Вечером, около девяти, я позвонил Элли. После нашего последнего разговора прошло меньше суток, но оказалось, что за это короткое время произошло много всяких событий.
Утром полиция опубликовала свой «призыв», содержавший просьбу ко мне или к тому, кто знал о моем местонахождении, немедленно связаться с управлением Сомерсета и Эйвона. Мать отказалась подписываться под этим обращением, но мою фотографию им дала. По словам Элли, не самую удачную.
— Наверное, это последняя, — сказала Элли. — Если не единственная. Но это реально что-то с чем-то.
На снимке я запечатлен дома, с Люси на коленях.

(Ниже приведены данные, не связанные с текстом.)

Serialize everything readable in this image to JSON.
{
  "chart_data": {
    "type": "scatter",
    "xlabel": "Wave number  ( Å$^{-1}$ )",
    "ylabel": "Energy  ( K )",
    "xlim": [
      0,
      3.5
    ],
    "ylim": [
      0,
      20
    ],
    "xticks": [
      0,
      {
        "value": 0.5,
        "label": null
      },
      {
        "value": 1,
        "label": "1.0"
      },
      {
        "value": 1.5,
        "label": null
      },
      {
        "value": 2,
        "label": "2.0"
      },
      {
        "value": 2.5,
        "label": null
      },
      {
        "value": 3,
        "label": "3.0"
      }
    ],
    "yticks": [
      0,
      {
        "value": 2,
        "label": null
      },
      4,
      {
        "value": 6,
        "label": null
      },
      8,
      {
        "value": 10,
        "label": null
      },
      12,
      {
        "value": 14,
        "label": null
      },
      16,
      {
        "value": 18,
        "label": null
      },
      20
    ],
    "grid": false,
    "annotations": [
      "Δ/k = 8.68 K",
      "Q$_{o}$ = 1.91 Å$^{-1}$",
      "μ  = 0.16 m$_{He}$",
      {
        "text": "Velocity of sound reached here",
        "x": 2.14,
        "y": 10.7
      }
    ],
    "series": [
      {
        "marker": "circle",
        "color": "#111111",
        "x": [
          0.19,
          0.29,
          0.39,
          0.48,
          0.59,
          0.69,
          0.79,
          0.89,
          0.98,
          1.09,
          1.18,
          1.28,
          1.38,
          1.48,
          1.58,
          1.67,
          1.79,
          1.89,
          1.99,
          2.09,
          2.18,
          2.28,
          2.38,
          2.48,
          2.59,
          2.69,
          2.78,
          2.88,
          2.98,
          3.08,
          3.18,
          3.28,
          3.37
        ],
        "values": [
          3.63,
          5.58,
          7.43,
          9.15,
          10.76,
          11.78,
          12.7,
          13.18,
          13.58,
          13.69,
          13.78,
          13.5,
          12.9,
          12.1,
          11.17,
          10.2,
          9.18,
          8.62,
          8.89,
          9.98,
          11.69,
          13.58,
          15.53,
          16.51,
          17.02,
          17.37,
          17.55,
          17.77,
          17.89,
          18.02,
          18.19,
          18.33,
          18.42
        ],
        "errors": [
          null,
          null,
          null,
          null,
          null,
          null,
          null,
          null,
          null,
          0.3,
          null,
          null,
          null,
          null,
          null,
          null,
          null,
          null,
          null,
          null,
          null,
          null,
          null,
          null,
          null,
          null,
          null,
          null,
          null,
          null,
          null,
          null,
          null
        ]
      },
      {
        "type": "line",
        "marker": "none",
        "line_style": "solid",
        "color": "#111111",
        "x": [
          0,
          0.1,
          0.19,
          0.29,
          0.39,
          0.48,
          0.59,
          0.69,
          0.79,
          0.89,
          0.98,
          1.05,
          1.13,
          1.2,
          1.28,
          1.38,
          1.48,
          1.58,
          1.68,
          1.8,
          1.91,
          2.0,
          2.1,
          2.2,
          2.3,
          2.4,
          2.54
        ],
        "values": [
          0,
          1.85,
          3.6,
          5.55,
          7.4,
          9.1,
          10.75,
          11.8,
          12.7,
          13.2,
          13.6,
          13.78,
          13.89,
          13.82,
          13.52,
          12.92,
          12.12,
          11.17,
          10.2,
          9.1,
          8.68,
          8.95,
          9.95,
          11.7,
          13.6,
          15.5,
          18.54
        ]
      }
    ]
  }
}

— По-моему, ей тогда удалось в первый и в последний раз меня щелкнуть, — вспомнил я. — Она знает, что я не люблю фотографироваться.
— Догадываюсь!
— Что, я там урод уродом?
— Не сказала бы. Ну, рожа у тебя там перекошенная, что да, то да. Но не в этом дело. Если честно, видок у тебя там довольно зловещий.
— Зато я с кошкой. А это придает человечности.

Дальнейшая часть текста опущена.